Komm schon Lynn. Konzentrier dich! Du musst dich einfach nur konzentrieren und dann kannst du dich verwandeln. Es stimmt nicht, dass du ohne deine Augen hilflos bist. Konzentrier dich!

Vor meinem inneren Auge manifestierte sich das Bild einer Fledermaus, die aufgeregt hin und her flatterte. Ich hatte Ewigkeiten darüber nachgedacht, was für eine Gestalt mir am ehesten helfen würde, wenn ich es schaffen sollte mich zu verwandeln. 

Erst hatte ich überlegt mich in irgendwas zu verwandeln, was sich zur Wehr setzen konnte. Ein Löwe oder so etwas in der Art. Nur wusste ich nicht, ob ich wieder sehen könnte, wenn ich mich verwandeln sollte. Deshalb hatte ich weiter darüber nachgedacht. 

Mein zweiter Gedanke war dann gewesen, dass ich mich in etwas Kleines verwandeln sollte. Eine Spinne oder Fliege. Nur auch da wäre das Problem der Blindheit und ich hatte absolut keine Ahnung was passieren würde, wenn mich zum Beispiel jemand zertreten würde. Und dann war mir das einzige Tier eingefallen, welches sich blind zurecht finden konnte.

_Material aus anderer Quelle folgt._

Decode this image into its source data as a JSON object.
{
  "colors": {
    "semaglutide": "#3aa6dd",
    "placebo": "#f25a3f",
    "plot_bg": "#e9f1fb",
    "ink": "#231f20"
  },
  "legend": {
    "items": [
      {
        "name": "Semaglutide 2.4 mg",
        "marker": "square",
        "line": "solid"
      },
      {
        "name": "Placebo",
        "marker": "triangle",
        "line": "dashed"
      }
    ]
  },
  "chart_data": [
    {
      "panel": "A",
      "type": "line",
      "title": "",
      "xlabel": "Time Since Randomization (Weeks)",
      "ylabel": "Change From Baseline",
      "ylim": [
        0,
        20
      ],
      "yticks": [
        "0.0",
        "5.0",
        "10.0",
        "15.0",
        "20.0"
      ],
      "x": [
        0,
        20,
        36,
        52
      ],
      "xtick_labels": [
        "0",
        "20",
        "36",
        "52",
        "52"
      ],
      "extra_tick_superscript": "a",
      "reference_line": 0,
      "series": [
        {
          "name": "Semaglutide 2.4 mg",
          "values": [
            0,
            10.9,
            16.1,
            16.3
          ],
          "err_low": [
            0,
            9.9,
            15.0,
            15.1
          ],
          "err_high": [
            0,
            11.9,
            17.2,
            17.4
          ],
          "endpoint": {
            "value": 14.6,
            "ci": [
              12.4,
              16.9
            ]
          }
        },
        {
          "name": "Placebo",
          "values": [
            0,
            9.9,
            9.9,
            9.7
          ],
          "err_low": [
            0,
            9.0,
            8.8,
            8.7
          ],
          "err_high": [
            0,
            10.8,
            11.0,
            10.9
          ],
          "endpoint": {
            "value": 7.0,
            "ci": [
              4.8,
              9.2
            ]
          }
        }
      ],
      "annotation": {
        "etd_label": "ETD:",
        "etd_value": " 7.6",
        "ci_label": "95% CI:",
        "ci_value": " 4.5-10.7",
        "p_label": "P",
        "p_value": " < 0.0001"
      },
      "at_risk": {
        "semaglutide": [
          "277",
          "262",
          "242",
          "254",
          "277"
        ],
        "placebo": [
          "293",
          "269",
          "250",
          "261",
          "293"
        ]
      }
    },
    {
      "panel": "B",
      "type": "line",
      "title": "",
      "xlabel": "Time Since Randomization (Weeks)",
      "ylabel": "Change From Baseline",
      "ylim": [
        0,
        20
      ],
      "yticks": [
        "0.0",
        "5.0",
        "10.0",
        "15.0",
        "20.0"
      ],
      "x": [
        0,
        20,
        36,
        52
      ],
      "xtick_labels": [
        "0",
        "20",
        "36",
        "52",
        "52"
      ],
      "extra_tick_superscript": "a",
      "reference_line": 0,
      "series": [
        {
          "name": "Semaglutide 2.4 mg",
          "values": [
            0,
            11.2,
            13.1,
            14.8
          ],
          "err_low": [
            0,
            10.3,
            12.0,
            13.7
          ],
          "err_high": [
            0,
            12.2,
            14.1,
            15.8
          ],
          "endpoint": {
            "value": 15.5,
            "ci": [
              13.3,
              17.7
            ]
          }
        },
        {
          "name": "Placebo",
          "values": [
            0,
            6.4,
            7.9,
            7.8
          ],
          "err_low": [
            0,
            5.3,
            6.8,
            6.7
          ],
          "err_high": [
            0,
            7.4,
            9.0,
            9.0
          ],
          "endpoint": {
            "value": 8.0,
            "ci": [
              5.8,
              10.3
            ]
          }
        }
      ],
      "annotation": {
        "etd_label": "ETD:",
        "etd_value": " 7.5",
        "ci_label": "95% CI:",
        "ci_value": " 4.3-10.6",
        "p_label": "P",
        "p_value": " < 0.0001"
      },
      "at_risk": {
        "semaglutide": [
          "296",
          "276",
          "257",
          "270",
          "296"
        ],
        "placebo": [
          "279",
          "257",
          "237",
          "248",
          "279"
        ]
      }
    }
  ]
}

Fledermäuse orientierten sich immerhin mit Hilfe von Ultraschall und nahmen so ihre Umgebung wahr. Als Fledermaus könnte ich theoretisch hier abhauen. Zumindest würde ich nach draußen kommen. Ab da musste ich weiter sehen, denn ich hatte absolut keine Ahnung, wo genau ich mich befand. Nur gestaltete sich mein Plan als besonders schwierig. Egal wie sehr ich mich konzentrierte, ich konnte mich nicht verwandeln. „Komm schon", zischte ich leise und kniff die Augen zusammen. „Komm schon Lynn... Konzentrier dich!"

Schritte rissen mich aus meiner Konzentration und dann ging die Tür auf. Ich hob den Kopf und sah herausfordernd in die Richtung, von der ich glaube die Schritte gehört zu haben. „Schau nicht so böse Lynn. Das macht Falten", sagte Thomas gut gelaunt. 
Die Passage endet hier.